If it’s one thing we’ve all learned during this pandemic, it’s the importance of hand washing. And one group of people in particular you want washing their hands frequently are restaurant workers.
To help restaurants ensure that the people handling your food are properly handling their hygiene, Miso Robotics announced a partnership with PathSpot today in a move the companies say will “advance sterile and healthy cooking environments.”
Miso Robotics is the company behind Flippy, the burger-flipping, fry cooking robot, while PathSpot makes a device that lets restaurants scan employees’ hands to ensure proper washing (i.e. no poop hands). The two might not seem like the most obvious bedfellows at first, but both companies are the in the business of automating kitchen processes.
At first, the Miso/PathSpot relationship will be around cross-selling. So any discussion Miso has with a potential QSR client could include the addition of a PathSpot device. But Dr. Ryan Sinnet, CTO of Miso Robotics told me by phone this week that the agreement is multi-stage and as it progresses there will be opportunities for dataflow and other technological integrations between the two systems.
Today’s announcement follows a partnership Miso announced in March of this year with PopID to install thermal imaging cameras at a Caliburger location (all three companies count Cali Group as an investor). These thermal cameras will take the temperature of customers, employees and delivery people entering the restaurant to detect if anyone has a fever.

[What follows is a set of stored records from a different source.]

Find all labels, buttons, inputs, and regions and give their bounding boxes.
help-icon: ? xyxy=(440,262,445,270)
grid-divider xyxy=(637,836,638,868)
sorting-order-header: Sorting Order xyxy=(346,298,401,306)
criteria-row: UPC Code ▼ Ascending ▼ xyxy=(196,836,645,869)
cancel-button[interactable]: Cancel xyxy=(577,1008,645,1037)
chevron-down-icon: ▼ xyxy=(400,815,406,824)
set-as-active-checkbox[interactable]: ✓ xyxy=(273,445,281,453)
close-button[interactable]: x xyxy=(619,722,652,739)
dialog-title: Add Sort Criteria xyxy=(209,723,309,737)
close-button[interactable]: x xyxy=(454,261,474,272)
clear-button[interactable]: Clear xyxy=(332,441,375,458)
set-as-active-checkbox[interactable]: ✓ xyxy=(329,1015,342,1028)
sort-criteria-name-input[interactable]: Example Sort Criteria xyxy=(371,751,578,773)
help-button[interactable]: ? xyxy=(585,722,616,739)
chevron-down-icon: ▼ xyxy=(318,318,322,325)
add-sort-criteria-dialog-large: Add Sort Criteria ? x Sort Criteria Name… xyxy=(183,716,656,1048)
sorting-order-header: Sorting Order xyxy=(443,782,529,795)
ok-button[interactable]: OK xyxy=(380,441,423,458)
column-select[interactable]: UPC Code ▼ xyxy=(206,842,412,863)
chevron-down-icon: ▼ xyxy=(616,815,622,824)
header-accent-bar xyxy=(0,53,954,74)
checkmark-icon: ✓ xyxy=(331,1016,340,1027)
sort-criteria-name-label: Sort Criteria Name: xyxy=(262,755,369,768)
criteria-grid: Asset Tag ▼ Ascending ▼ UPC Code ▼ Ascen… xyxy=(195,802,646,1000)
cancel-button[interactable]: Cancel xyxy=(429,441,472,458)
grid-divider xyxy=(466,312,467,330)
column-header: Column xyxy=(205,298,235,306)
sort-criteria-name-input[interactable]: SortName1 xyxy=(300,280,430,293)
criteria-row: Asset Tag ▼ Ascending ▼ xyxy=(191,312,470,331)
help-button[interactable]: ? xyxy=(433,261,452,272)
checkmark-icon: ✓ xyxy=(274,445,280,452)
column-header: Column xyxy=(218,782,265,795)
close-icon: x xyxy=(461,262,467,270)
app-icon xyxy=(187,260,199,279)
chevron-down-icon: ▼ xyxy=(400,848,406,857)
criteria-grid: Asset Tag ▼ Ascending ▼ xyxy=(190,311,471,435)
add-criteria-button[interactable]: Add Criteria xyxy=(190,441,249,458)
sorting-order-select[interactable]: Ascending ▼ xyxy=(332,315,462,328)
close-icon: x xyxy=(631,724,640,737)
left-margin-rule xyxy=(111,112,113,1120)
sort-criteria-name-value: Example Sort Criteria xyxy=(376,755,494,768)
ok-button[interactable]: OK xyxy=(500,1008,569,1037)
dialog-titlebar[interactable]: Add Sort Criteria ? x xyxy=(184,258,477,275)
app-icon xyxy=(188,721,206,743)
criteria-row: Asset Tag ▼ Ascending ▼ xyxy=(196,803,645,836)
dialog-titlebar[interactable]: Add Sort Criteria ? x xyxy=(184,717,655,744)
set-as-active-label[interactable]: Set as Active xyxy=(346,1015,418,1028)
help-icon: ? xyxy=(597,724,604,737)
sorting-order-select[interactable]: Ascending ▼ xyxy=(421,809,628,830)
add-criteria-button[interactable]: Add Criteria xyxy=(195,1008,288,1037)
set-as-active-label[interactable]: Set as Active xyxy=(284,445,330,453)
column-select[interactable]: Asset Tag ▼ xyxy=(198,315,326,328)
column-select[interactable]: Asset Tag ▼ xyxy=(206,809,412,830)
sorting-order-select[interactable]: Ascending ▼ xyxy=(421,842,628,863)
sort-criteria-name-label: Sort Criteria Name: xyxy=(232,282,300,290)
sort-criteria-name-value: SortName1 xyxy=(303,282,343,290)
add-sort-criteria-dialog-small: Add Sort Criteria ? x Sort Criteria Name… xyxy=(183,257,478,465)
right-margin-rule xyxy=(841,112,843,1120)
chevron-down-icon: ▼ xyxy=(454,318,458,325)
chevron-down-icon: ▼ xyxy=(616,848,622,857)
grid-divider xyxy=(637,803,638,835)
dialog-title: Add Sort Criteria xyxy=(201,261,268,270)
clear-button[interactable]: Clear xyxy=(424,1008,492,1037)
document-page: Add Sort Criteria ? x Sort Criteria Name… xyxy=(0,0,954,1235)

In addition to these fever scanning capablities, the PopID kiosks can be used for contactless payment which relies only on facial recognition.
While all of these technologies have been around for a couple of years, they could find accelerated interest in a post-COVID-19 world. As restaurants start to re-open in some parts of the country, they are doing so with new regulations meant to help prevent any potential resurgence of the virus. Scanning employees for fevers and their hands for cleanliness, using a robot to cook food and having customers pay with their face may have seemed downright dystopian just a few months ago. But in a post-pandemic world, they may be the new normal to try and protect wary customers and tentative businesses.